We turn onto the two-lane road that
passes for a highway in this part of Texas and I force myself to
keep the speed down, as much to make the ride last longer as to
keep us both safe. I’ve given lots of girls rides before, but in
San Francisco there are helmets and leather jackets zipped up tight
against the cold. Riding over the gently rolling hills of Central
Texas through the warm night air with nothing but our shirts
between us is something else altogether.
Too soon, we’re at our building and I
pull up under the parking shelter, holding the bike so that Jenna
can slide off. I park it and kill the ignition, the sudden silence
surrounding us in the darkness.
“
Thanks,” I say, grabbing
my backpack from her.
“
Thank you for the ride,”
she says.
It’s suddenly a little awkward between
us, like her legs weren’t pressed against my thighs two minutes
ago. We walk silently toward the glass door of the building and I
hold it open for her like I did the other day. This time though,
her eyes meet mine as she walks through and there’s a daring look
in them I haven’t seen before. Instead of letting her walk ahead of
me, we walk slowly up the stairs together, neither of us knowing
what to say. Part of me doesn’t want this night to end and the
other, smaller, rational part of me knows that to take it further
wouldn’t be fair. To either of us.
We pass my apartment and I can hear
the gaming system booming from the other side. Jessie’s probably
not going to be finished anytime soon.

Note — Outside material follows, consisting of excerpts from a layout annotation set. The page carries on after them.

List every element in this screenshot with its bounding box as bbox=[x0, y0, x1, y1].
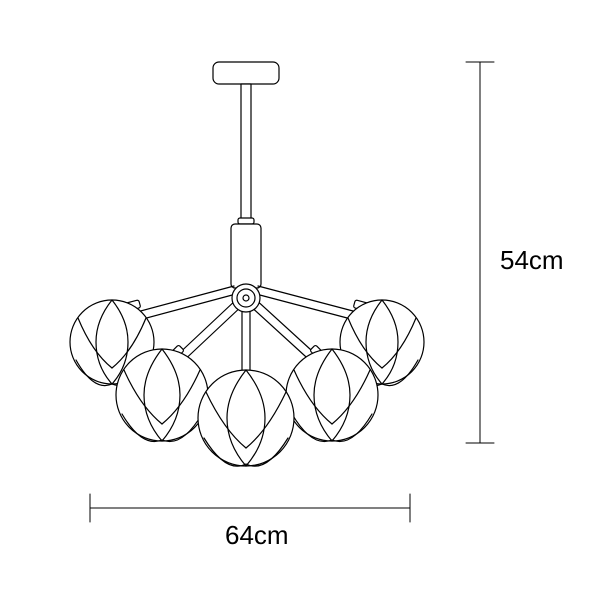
chandelier-line-drawing bbox=[0, 0, 600, 600]
collar bbox=[231, 224, 261, 288]
globe-front-left bbox=[116, 349, 208, 442]
globe-center bbox=[198, 370, 294, 466]
globe-front-right bbox=[286, 349, 378, 442]
dimension-width bbox=[90, 494, 410, 522]
canopy bbox=[213, 62, 279, 84]
stem-joint bbox=[238, 218, 254, 224]
dimension-width-label: 64cm bbox=[225, 520, 289, 551]
diagram-canvas: 64cm 54cm bbox=[0, 0, 600, 600]
arm-center bbox=[242, 306, 250, 372]
hub bbox=[232, 284, 260, 312]
dimension-height bbox=[466, 62, 494, 443]
dimension-height-label: 54cm bbox=[500, 245, 564, 276]
stem bbox=[241, 84, 251, 220]
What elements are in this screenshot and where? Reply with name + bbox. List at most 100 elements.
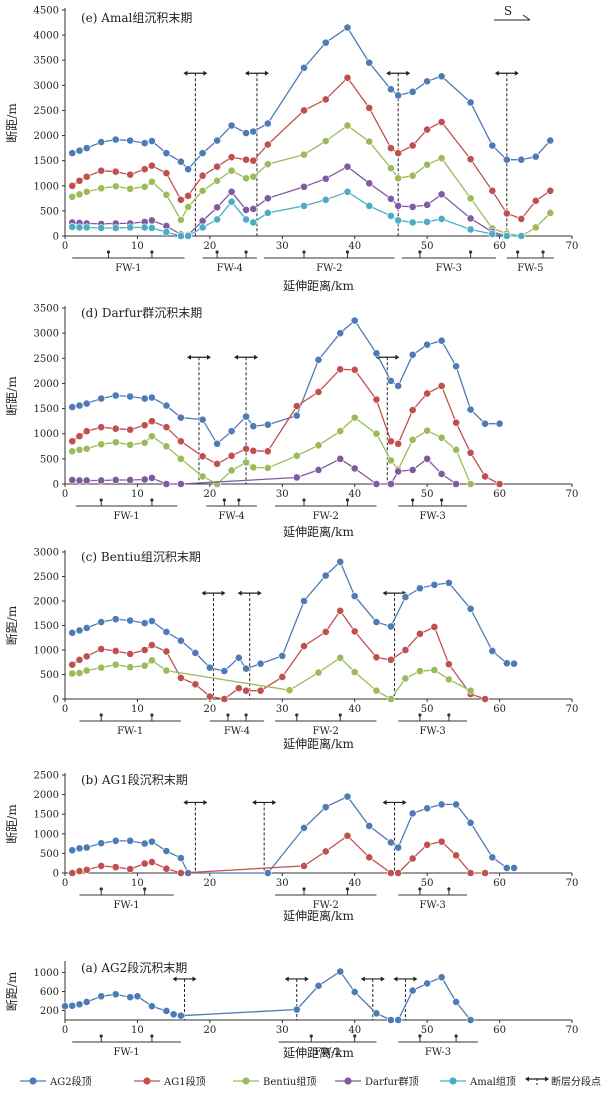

I walk her to her door and
we stand there for a few seconds.
“
I’m glad it was you at
the bar tonight,” she says.
I look down at the worn, grey carpet.
“I’m glad it was you too. I’ve wanted to talk to you all year.”
What am I doing here? I should tell her goodnight and walk away
instead of standing here sounding like a teenager at the
prom.
“
Really?” She looks like
she’s trying decide if that’s just a line. “Why didn’t
you?”
I look back down and Jenna bites her
bottom lip just slightly in a way that’s both innocent and
undeniably sexy.
“
I just…” I can’t look at
her anymore, so I pull my eyes away and stare down the empty
hallway. Why haven’t I spoken to her in almost seven months?
Because I’ve spent that time becoming someone new and I can’t wreck
all of that hard work. Because I’d have to tell her about all of
the things that I’ve kept hidden from everyone if we got involved.
Because I’d have to be honest with her—and right now I can’t be
honest with anyone. “It’s complicated.”
“
Oh,” she says vaguely and
I know she doesn’t understand. How could she? Jenna puts the key in
her door. “Do you want to come in for a minute? I’ve got a couple
of beers in the fridge.”
I glance at my own front door. The one
I should be walking through right about now. “I should
go…”
There’s no denying the disappointment
in her eyes when she looks at me and it’s painful to know what I
could have here if I just take that one step forward.
“
Okay,” Jenna says. She
stands up on tiptoes and bends toward me, her lips grazing my
cheek. My head is filled with the soft, powdery scent of her mixed
with something deeper and sexier. “Thanks for the ride.” She lifts
one finger and draws it down my neck slowly and that’s all it takes
for me to lose every ounce of my resolve.
Before I can think about what I’m
doing, I bend down and kiss her so hard that I feel the breath
leave my body as I press her up against the door and lace her
fingers through my own. I’m starting to get lost in the kiss when
the reality of what I’m doing hits me.